Mahkamah Konstitusi Tolak Permohonan Uji Formil UU KPK

Hakim MK menyatakan bahwa DPR sebenarnya sudah melibatkan masyarakat terkait revisi UU KPK.

oleh Nanda Perdana Putra diperbarui 04 Mei 2021, 16:02 WIB
Hakim MK Arief Hidayat (kanan) didampingi Ketua MK Anwar Usman (tengah) dan Hakim MK Enny Nurbaningsih saat memimpin sidang perdana sengketa Pemilu Legislatif 2019 di Gedung MK, Jakarta, Selasa (9/7/2019). Hakim memeriksa kelengkapan dan kejelasan materi permohonan. (merdeka.com/Iqbal Nugroho)

Liputan6.com, Jakarta Mahkamah Konstitusi (MK) menolak permohonan uji formil Undang-undang Nomor 19 Tahun 2019 tentang Komisi Pemberantasan Tindak Pidana Korupsi atau UU KPK.
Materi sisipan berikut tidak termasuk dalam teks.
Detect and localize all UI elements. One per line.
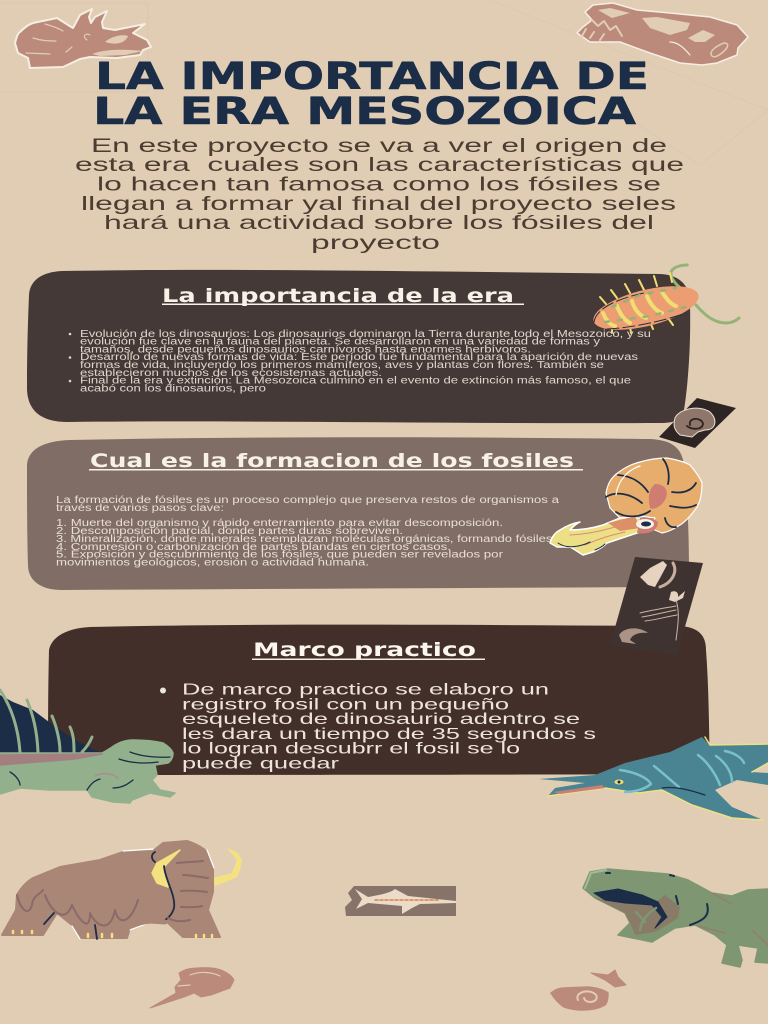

"Menolak pokok permohonan untuk seluruhnya," tutur Hakim Konstitusi Anwar Usman saat membacakan putusan sidang di Gedung MK, Jakarta, Selasa (4/5/2021).

Dalam sidang, hakim MK menyatakan bahwa DPR sebenarnya sudah melibatkan masyarakat terkait revisi UU KPK. Diskusi-diskusi banyak digelar pada 2017

"KPK yang menolak untuk dilibatkan dalam proses pembahasan rencana revisi UU KPK. Hal demikian bukan berarti pembentuk UU (DPR dan Presiden) yang tidak melibatkan KPK," ujar hakim.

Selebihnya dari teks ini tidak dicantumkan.